Und Stück für Stück sinnieren wir
über den Vibe der Zeit 2006,
der nach Wiederholung schreit –
auf eine Art und Weise,
die ich mir leise wünsche.
Aber nach und nach
bin ich mehr und mehr erschüttert,
wie er über sich denkt.
Sich von oben herab abschmettert.
Und wenn wir telefonieren,
trinkt er keinen Kaffee.
Und nicht ein Mol,
sondern 1–2 Flaschen
von diesem Nervengift.
Es tut weh.
Und ich fühl mich seltsam hohl,
wenn ich ihn dann seh –
oder besser: reden höre.
Seinen Rückzug spüre.
Sein Verlorensein.
Ein einsamer Mensch.
Er kommt mir vor wie ein Schatten
seiner Existenz –
als hätte das Leben ihn
aus seinem Leben verbannt.
Wirkt er auf eine zarte Weise ausgebrannt.
Ihm ist ziemlich vieles egal.
Dass er mich eigentlich
nicht wieder verlieren will,
ist irgendwie klar.
Aber sein Verlorensein hindert ihn daran.

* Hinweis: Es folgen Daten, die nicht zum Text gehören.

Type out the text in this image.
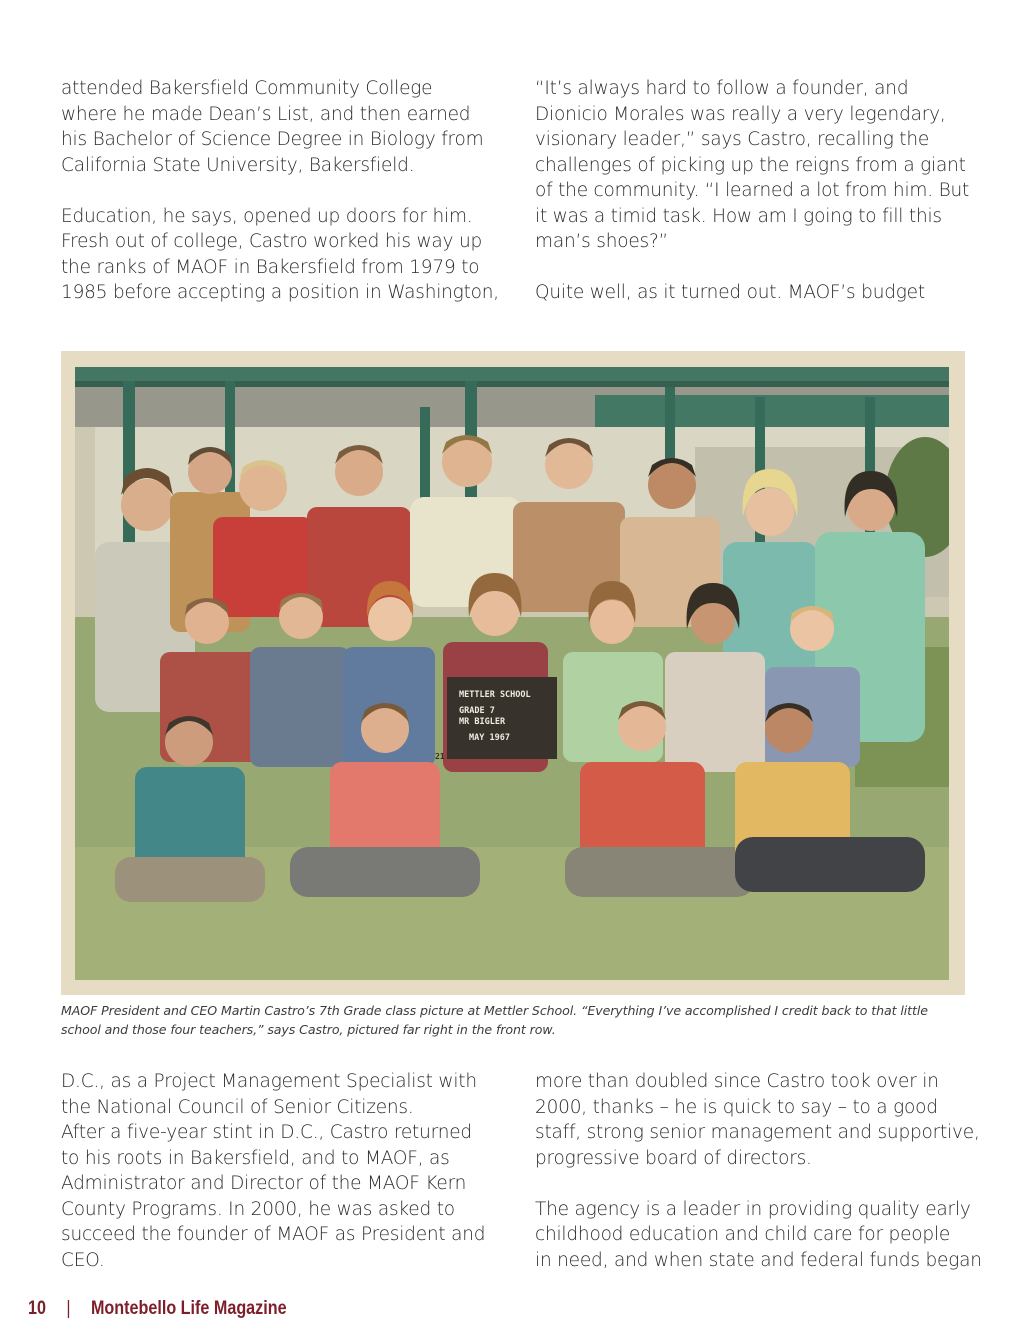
attended Bakersfield Community College
where he made Dean’s List, and then earned
his Bachelor of Science Degree in Biology from
California State University, Bakersfield.
Education, he says, opened up doors for him.
Fresh out of college, Castro worked his way up
the ranks of MAOF in Bakersfield from 1979 to
1985 before accepting a position in Washington,
“It’s always hard to follow a founder, and
Dionicio Morales was really a very legendary,
visionary leader,” says Castro, recalling the
challenges of picking up the reigns from a giant
of the community. “I learned a lot from him. But
it was a timid task. How am I going to fill this
man’s shoes?”
Quite well, as it turned out. MAOF’s budget
METTLER SCHOOL
GRADE 7
MR BIGLER
MAY 1967
21

MAOF President and CEO Martin Castro’s 7th Grade class picture at Mettler School. “Everything I’ve accomplished I credit back to that little school and those four teachers,” says Castro, pictured far right in the front row.

D.C., as a Project Management Specialist with
the National Council of Senior Citizens.
After a five-year stint in D.C., Castro returned
to his roots in Bakersfield, and to MAOF, as
Administrator and Director of the MAOF Kern
County Programs. In 2000, he was asked to
succeed the founder of MAOF as President and
CEO.
more than doubled since Castro took over in
2000, thanks – he is quick to say – to a good
staff, strong senior management and supportive,
progressive board of directors.
The agency is a leader in providing quality early
childhood education and child care for people
in need, and when state and federal funds began
10 | Montebello Life Magazine
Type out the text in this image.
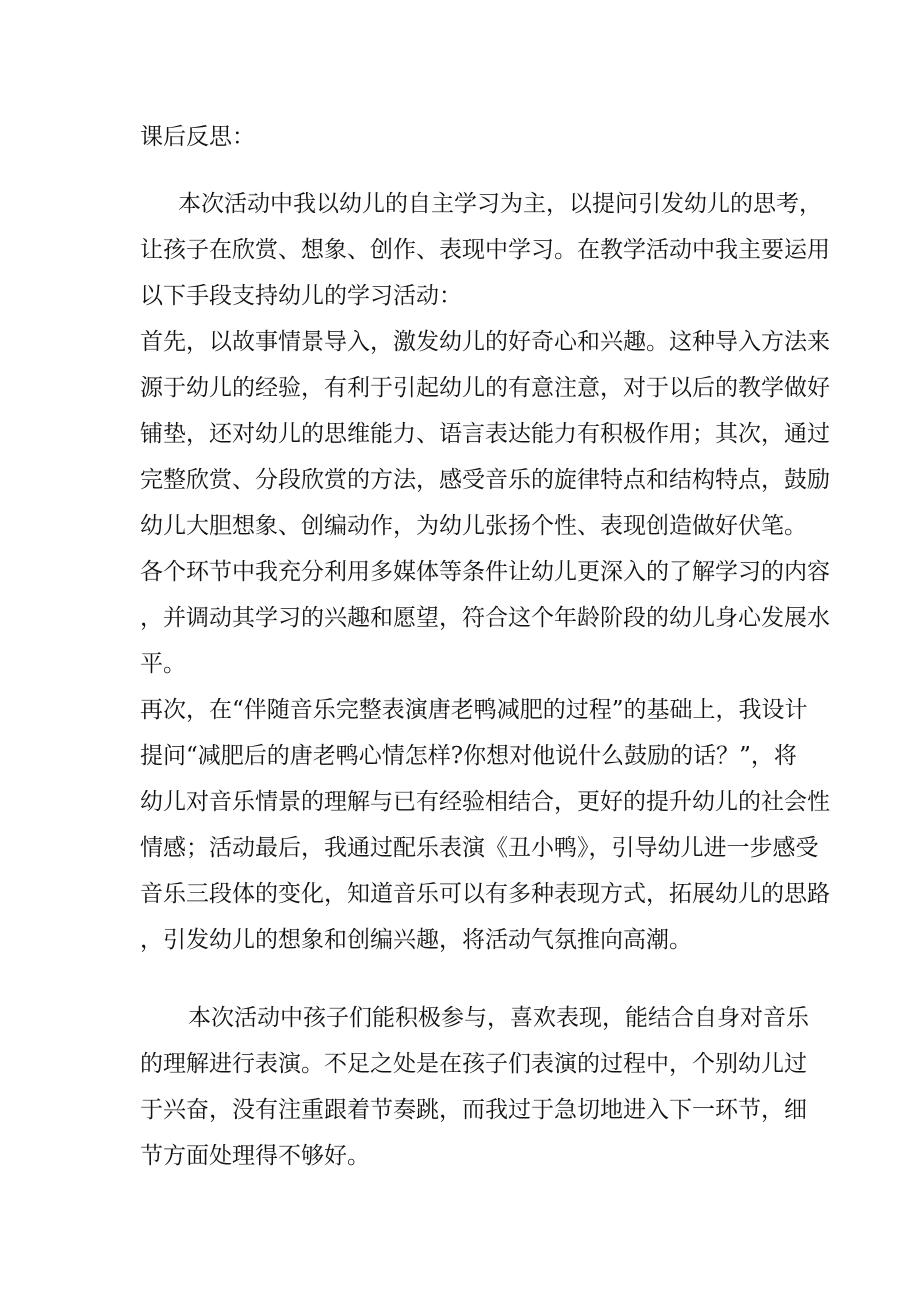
课后反思：
本次活动中我以幼儿的自主学习为主，以提问引发幼儿的思考，
让孩子在欣赏、想象、创作、表现中学习。在教学活动中我主要运用
以下手段支持幼儿的学习活动：
首先，以故事情景导入，激发幼儿的好奇心和兴趣。这种导入方法来
源于幼儿的经验，有利于引起幼儿的有意注意，对于以后的教学做好
铺垫，还对幼儿的思维能力、语言表达能力有积极作用；其次，通过
完整欣赏、分段欣赏的方法，感受音乐的旋律特点和结构特点，鼓励
幼儿大胆想象、创编动作，为幼儿张扬个性、表现创造做好伏笔。
各个环节中我充分利用多媒体等条件让幼儿更深入的了解学习的内容
，并调动其学习的兴趣和愿望，符合这个年龄阶段的幼儿身心发展水
平。
再次，在“伴随音乐完整表演唐老鸭减肥的过程”的基础上，我设计
提问“减肥后的唐老鸭心情怎样?你想对他说什么鼓励的话？”，将
幼儿对音乐情景的理解与已有经验相结合，更好的提升幼儿的社会性
情感；活动最后，我通过配乐表演《丑小鸭》，引导幼儿进一步感受
音乐三段体的变化，知道音乐可以有多种表现方式，拓展幼儿的思路
，引发幼儿的想象和创编兴趣，将活动气氛推向高潮。
本次活动中孩子们能积极参与，喜欢表现，能结合自身对音乐
的理解进行表演。不足之处是在孩子们表演的过程中，个别幼儿过
于兴奋，没有注重跟着节奏跳，而我过于急切地进入下一环节，细
节方面处理得不够好。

Und was heißt denn dann „will“,
wenn er selbst nicht kann?
Und wieder klingt es schrill
in meinen Ohren –
sechsgestrichene C-Oktave.
Schwarzer Schmetterling.
Verloren.
Damals, 2006:
…
Ich absorbiere die Frequenz deiner starken Stimme,
schließe sie tief in mein Herz
und sehe – du gewinnst immer auf der Bühne.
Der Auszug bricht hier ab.